陆言茫然地抬起头,看向慕容雪。他心中的困惑达到了顶点。
「看来,跟你讲道理是讲不通的了。」
慕容雪似乎失去了耐心,她轻轻地叹了口气,像是在为陆言的愚笨而惋惜。
「小狗狗就是小狗狗,听不懂人话,只认得痛。」
她转过身,抬起脚,不再是踩着云瑶的后背,而是直接踩在了云瑶的手指上。
然后,缓缓地,用力地,碾了下去。
「啊——!!」
骨骼碎裂的清脆声响和云瑶凄厉的惨叫声,同时在幽静的洞府中响起。
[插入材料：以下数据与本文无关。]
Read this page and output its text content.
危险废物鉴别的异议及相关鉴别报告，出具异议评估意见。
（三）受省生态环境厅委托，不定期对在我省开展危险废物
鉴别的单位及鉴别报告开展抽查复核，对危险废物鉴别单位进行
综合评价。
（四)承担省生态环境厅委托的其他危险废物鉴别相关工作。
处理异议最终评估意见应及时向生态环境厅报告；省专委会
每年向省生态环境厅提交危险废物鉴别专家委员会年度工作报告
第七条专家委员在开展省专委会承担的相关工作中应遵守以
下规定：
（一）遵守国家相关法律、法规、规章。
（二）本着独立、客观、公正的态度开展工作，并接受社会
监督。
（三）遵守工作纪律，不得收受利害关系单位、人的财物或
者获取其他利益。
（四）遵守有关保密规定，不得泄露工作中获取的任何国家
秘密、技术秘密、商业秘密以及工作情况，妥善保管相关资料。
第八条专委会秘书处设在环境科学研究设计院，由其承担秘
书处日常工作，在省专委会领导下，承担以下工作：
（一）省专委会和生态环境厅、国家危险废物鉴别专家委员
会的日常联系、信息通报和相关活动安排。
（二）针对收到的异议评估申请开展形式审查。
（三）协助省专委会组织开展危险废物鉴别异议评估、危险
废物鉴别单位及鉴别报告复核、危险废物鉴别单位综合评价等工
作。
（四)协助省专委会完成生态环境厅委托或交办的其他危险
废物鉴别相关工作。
那声音如同烧红的烙铁,狠狠地烫在陆言的心上。
「瑶儿!」陆言双目赤红,状若疯虎,他挣扎着想要扑过去,却被无形的力量死死压在地上,只能眼睁睁地看着云瑶痛得浑身抽搐,面无人色。
「住手!你给我住手!」他疯狂地咆哮着。
慕容雪置若罔闻,她甚至还饶有兴致地转了转脚踝,让云瑶的指骨在她的鞋底发出更加令人牙酸的“咯吱”声。
「怎么样?现在能听懂我的话了吗?」
她居高临下地看着陆言,脸上依旧是那副天真无邪的表情。
「我再问你最后一遍。」
她的声音陡然变冷,带着不容置疑的威严。